Главным злом была темнота. Я не думаю, что при дневном свете температура —70° [—57 °С] мешала бы нам, вернее, мешала бы, конечно, но меньше. Мы бы видели, в каком направлении идти, куда ставить ногу, где находятся постромки от саней, котелок, примус, провиант; мы бы видели свои следы, глубоко вдавленные в рыхлый снег, и могли бы по ним вернуться за оставленным грузом, видели бы завязки от мешков с провиантом; могли бы прочесть показания компаса, не перебирая три-четыре коробки в поисках сухой спички; могли бы взглянуть на часы — не настала ли долгожданная пора вылезать из спального мешка, — а не шарили бы в поисках их по снегу; и нам не пришлось бы тратить по пять минут на открывание входа в палатку и по пять часов каждое утро на подготовку к выходу...

Да, с того момента, как Билл кричал «Подъем!», и до того, как мы впрягались в сани, в те дни проходило не меньше четырех часов. Двое запрягали третьего, иначе ничего не получалось, так смерзался брезент. И наша одежда тоже. Даже вдвоем не всегда удавалось придать ей нужную форму.

Тому виной — пот и дыхание.

Никогда бы не подумал, что через кожные поры выделяется столько отходов жизнедеятельности человеческого организма. Даже в самые холодные дни, когда, случалось, мы ставили лагерь, не прошагав и четырех часов, — надо было срочно спасать окоченевшие ноги,— мы все равно обливались потом. Он не успевал впитываться в шерстяную одежду — тогда бы кожа обсыхала — и замерзал на ней коркой, постепенно нараставшей. Едва выделившись из тела, пот превращался в лед. Переобуваясь, мы всякий раз вытряхивали из штанов массу снега и льда.

С курток и рубашек наверняка высыпалось бы не меньше, но до такой степени, мы, конечно, не обнажались. Зато в спальных мешках, если за ночь удавалось согреться, тепло тела растапливало лед. Часть влаги оставалась на одежде, часть впитывалась в мех спального мешка. Вскоре и то и другое замерзало до твердости брони.

А дыхание? Днем по его милости нижняя часть лица покрывалась инеем, вязаный шлем намертво прирастал к голове. Нечего было и пытаться его снять. Только при горящем примусе можно было при желании сорвать с головы свое оледеневшее дыхание. Самое худшее, однако, ожидало в спальном мешке. Оставить в нем отверстие и дышать через него нельзя — слишком холодно. Всю ночь напролет дышишь внутри спальника, дыхание все учащается, ведь кислорода все меньше: чиркни спичкой — она ни за что не загорится!

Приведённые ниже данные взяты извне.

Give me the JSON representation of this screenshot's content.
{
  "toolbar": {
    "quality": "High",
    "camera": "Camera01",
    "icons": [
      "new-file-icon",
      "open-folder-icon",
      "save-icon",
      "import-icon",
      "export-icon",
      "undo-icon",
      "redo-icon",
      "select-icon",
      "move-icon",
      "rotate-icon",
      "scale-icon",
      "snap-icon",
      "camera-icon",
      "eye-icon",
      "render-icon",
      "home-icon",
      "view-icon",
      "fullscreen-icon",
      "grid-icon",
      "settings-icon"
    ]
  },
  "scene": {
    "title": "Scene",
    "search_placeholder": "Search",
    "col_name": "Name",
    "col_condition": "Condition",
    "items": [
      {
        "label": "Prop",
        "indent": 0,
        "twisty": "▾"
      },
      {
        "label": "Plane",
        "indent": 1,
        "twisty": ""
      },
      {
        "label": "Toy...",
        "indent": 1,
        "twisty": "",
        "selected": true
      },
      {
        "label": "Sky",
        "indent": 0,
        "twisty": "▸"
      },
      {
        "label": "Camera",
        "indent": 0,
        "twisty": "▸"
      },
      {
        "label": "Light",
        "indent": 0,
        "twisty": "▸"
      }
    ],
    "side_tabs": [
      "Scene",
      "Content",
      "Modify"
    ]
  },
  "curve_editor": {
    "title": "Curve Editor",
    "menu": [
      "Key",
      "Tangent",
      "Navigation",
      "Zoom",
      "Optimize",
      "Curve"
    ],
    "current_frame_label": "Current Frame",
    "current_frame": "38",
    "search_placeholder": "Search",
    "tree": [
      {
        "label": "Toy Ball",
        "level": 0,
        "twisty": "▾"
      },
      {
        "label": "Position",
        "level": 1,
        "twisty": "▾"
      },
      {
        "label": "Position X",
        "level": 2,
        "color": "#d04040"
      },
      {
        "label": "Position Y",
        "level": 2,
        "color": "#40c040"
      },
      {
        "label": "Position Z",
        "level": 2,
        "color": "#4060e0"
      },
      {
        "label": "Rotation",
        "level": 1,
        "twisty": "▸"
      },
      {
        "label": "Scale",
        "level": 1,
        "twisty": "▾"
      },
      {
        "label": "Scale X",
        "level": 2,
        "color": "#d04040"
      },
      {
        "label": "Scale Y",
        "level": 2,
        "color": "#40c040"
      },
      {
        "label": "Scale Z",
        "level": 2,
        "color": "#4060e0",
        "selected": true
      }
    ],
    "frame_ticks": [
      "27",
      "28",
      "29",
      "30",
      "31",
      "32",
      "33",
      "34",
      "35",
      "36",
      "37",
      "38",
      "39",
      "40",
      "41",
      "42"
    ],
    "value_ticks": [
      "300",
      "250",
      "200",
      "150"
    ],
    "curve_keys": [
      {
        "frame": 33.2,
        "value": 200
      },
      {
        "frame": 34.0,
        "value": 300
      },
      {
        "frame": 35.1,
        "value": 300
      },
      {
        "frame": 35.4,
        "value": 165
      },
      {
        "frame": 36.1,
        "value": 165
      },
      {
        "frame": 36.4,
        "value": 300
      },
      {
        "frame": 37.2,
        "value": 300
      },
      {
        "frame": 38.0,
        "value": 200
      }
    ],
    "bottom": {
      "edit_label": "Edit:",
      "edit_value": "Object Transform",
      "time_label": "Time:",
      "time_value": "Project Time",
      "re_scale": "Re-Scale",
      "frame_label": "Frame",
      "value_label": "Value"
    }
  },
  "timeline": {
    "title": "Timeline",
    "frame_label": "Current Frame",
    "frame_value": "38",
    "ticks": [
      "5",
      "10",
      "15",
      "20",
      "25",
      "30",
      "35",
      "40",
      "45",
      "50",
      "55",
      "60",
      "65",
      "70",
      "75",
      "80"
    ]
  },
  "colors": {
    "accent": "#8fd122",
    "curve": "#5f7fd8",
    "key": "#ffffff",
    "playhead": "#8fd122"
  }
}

Конечно, мы не сразу промерзли до мозга костей; понадобилось несколько дней, чтобы мороз одолел нас. Что он нам уготовил, я понял однажды утром, в полной боевой готовности вылезши из палатки. Мы уже позавтракали, в относительном тепле палатки влезли в обувь, изготовились к старту... Выйдя наружу, я поднял голову, желая осмотреться, и... не смог ее опустить. Пока я стоял — секунд пятнадцать, не больше, — моя одежда окаменела на морозе. Четыре часа я с вытянутой шеей волочил сани; с тех пор, выскочив наружу, мы спешили принять рабочую позу, прежде чем одежда успеет замерзнуть.

Ночью минимальная температура —65° [—54 °С], 3 июля она колеблется между —52° [—47 °С] и —58° [—50 °С]. Мы продвинулись всего лишь на 4 км, и я про себя решил, что у нас нет ни малейших шансов дойти до пингвинов. Билл в эти ночи несомненно чувствовал себя очень плохо, но это мои собственные умозаключения, сам он никогда не жаловался. Мы знали, что по ночам спим, ведь каждый слышал храп соседей, и всех посещали приятные сновидения и жуткие кошмары. Но мы не чувствовали себя выспавшимися, стоило на ходу чуть задержаться — и глаза сами собой закрывались.

Наши спальные мешки — одно горе; чтобы растопить в них ночью ложе для сна, нужно потратить уйму времени. Билл кладет свой мешок посередине, Боуэрс — справа от него, я — слева. Билл неизменно настаивает на том, чтобы я первым влез в мешок, раньше него. Это большая жертва с его стороны — после горячего ужина мы быстро остываем. Затем следуют семь часов дрожания от холода, а утром, выдираясь из мешка, каждый первым делом затыкает разным тряпьем его входное отверстие — чтобы оно не успело на морозе сжаться. Получается нечто вроде пробки, после ее удаления остается дыра, в которую вечером приходится влезать.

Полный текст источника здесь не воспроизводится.